Tra pochi giorni il tribunale dello Stato della Città del Vaticano emetterà la sentenza finale di quello che è stato chiamato il “processo del secolo”, tra i cui imputati c’è anche un cardinale, Giovanni Angelo Becciu, che è stato fino al 2018 tra i più stretti collaboratori di papa Francesco con la carica chiave di sostituto segretario di Stato, prima di cadere in disgrazia.

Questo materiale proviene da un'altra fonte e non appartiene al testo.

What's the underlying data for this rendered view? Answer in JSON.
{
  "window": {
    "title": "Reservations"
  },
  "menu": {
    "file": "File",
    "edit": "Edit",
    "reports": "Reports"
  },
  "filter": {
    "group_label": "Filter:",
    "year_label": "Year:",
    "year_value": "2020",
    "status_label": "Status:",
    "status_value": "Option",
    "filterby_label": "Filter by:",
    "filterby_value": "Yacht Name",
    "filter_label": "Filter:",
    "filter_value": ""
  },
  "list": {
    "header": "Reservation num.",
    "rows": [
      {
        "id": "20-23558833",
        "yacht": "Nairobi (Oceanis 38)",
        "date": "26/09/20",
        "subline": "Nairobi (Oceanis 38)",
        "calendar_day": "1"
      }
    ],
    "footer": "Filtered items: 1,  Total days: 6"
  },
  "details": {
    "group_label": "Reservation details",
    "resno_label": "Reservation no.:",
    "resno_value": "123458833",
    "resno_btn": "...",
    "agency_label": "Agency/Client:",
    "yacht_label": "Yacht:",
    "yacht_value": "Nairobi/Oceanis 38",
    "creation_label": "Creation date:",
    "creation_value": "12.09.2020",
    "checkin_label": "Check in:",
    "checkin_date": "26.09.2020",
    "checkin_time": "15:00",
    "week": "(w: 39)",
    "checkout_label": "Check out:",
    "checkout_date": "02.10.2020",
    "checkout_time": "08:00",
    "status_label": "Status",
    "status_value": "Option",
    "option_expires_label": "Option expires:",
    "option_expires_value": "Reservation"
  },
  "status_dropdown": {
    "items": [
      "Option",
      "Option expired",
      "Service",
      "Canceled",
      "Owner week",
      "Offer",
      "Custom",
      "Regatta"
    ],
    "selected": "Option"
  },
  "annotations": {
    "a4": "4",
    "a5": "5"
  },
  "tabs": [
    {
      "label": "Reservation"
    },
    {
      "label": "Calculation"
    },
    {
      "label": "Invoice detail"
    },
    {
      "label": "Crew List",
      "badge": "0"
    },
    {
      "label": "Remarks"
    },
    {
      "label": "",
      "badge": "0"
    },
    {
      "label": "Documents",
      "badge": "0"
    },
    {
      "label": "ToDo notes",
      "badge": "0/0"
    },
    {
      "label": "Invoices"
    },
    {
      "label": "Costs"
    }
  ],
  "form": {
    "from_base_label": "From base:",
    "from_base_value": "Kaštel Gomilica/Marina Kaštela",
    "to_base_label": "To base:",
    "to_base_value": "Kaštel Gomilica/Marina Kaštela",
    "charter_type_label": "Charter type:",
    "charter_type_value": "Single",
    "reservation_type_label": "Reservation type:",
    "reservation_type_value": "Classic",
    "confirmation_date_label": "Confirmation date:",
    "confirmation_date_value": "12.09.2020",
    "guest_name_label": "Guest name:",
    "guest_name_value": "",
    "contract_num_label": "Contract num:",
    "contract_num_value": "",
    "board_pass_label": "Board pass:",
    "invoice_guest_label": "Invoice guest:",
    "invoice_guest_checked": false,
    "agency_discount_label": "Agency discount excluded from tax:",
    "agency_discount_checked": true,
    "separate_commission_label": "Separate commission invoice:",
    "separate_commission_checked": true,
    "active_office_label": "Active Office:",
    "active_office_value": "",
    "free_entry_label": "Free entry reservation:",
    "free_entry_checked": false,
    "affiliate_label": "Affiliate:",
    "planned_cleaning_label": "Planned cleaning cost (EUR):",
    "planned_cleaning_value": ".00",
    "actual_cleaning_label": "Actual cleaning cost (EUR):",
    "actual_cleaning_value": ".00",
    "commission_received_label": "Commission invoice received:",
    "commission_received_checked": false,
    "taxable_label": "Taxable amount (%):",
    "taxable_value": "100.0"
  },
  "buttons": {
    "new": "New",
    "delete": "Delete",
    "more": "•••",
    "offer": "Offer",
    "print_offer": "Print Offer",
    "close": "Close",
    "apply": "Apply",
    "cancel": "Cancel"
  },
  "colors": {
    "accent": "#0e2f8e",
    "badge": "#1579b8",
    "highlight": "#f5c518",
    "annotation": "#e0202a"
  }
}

Fino all’aprile del 2021 un cardinale poteva essere giudicato soltanto dal papa. Francesco ha cancellato questa riserva, ma a suo modo ha ugualmente sottoposto Becciu al proprio personale giudizio e alla conseguente condanna: il tutto in una sola udienza di venti minuti a tu per tu e a porte chiuse, nel pomeriggio del 24 settembre 2020, al termine della quale il presunto reo, pur conservando la porpora, si trovò spogliato di ogni sua carica e senza più i “diritti connessi al cardinalato”, compreso quello di partecipare a un conclave.
Sino ad oggi Francesco non ha mai detto le ragioni di questa condanna, da lui emessa senza neppure la parvenza di un processo, né tanto meno con la possibilità per l’imputato di difendersi. Non solo. Ha promosso per vie oblique anche l’avvio di un processo giudiziario vero e proprio da parte del tribunale dello Stato della Città del Vaticano, sempre con Becciu tra gli imputati. È il processo che, iniziato il 27 luglio 2021, sta ora per terminare, e sul cui svolgimento Francesco non ha mancato di intervenire più volte cambiandone arbitrariamente le regole in corso d’opera, con al suo docile servizio il promotore di giustizia Alessandro Diddi nel ruolo di pubblico accusatore.
Non stupisce che queste continue violazioni da parte di Francesco delle minime regole di uno stato di diritto abbiano assimilato la sua forma di governo a quella di una monarchia assoluta spinta all’estremo, senza contare tutti gli altri atti d’imperio “extra legem” compiuti durante il suo pontificato, da ultimo la vendicativa privazione di un altro cardinale, lo statunitense Raymond L. Burke, di casa e stipendio.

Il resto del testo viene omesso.